23.2. Using Interface Flags

In order to associate a particular variable assignment with a flag, the assignment in an Abuild.interface file must be prefixed with flag flagname, as we have seen above. Before flagname can be associated with an assignment, it must be declared as one of the build item's supported flags. This is achieved by including the flag in the supported-flags keyword in Abuild.conf. For example:

supported-flags: flagname

As we have already seen, the effect of an assignment that is associated with a flag is visible only if the value of the variable is requested when the specified flag is set. The only time this ever happens is when abuild is creating the dynamic output file for a build item. We mentioned above that abuild maintains a list of assignments for each variable and retains a record of any flag that may have been associated with each assignment. Abuild also stores the name of the build item that is responsible for each assignment in a variable's assignment history. When one build item depends on another, it may request the evaluation of any assignments made by the dependency item that were associated with a specific flag. This is done by including the -flag=flagname option when declaring the dependency in the Abuild.conf file. For example, if build item A wanted to see all assignments that B made associated with the private flag, then A's Abuild.conf would contain the following line:

deps: B -flag=private

When a flag is specified as part of a dependency in this fashion, abuild requires that the dependency list the given flag as one of its supported flags. For example, in this case, it would be an error if B's Abuild.conf did not list private in its supported-flags key.
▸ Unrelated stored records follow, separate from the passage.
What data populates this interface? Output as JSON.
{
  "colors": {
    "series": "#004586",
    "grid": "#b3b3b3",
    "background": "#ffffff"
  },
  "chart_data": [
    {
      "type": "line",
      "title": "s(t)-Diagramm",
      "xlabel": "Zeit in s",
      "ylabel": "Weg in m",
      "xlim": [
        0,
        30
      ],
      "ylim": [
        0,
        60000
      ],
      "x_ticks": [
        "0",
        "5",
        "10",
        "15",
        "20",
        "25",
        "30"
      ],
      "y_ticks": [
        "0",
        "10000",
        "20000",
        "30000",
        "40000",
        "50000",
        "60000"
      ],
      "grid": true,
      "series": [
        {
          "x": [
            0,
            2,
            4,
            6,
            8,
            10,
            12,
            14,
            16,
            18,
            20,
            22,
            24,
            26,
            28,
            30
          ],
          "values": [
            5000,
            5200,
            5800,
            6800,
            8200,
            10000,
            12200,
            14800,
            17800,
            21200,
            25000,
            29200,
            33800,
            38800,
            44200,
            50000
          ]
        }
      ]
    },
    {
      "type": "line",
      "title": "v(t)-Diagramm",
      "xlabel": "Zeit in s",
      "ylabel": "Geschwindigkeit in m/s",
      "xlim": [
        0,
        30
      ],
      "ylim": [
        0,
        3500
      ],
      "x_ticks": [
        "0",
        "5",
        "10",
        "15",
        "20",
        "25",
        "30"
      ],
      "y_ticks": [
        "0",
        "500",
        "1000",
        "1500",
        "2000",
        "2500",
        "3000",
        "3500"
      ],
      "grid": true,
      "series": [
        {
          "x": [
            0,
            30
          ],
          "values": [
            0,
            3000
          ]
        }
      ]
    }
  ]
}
As mentioned above, the effect of any flag-based assignment is visible only when actually exporting a build item's interface to the dynamic output. When abuild exports a build item's own interface for its own use, it does so with all of the flags supported by that build item in effect. For example, in Figure 23.1, “Private Interface Flag”, B has an include directory and a private-include directory. It wants the include directory to be visible to all build items that depend on it, but the private-include directory should be visible only to other build items that specifically ask for it. B would indicate that it supports the private flag by adding this line to its Abuild.conf:

supported-flags: private

If it wanted the header files in include directory to be visible to all items that depend on it, but it wanted the header files in the private-include directory to be visible only to those build items that specifically requested by depending on it with the private flag, it would include the following lines in its Abuild.interface file:

INCLUDES = include
flag private INCLUDES = private-include

If A wanted to see the private-include directory, it could indicate that it wants the private flag set when it reads B's Abuild.interface. It would do this by including the following in its Abuild.conf:

deps: B -flag=private

Then, when A reads B's Abuild.interface file, it will see the private-include assignment. B will also see it because build items always see all of their own flag-based assignments. If a third build item X depended on A without specifying the private flag, it would not see B's private-include directory as that assignment would not be inherited through A's interface.

Figure 23.1. Private Interface Flag

Private Interface Flag

A and B see private-include, but X does not.

This is a bit tricky to understand. For additional clarification, see the example below, Section 23.3, “Private Interface Example”.

Although we have used a single and generically named private flag for this example, there is nothing special about the name “private”. There's no reason that other special-purpose flags couldn't be introduced to provide fine-grained control over which parts of a build item are to be visible to other build items. In most cases, use of a simple flag like private should suffice. To reduce confusion among developers in a project, it is recommended that a project adopt its own conventions about how interface flags will be used.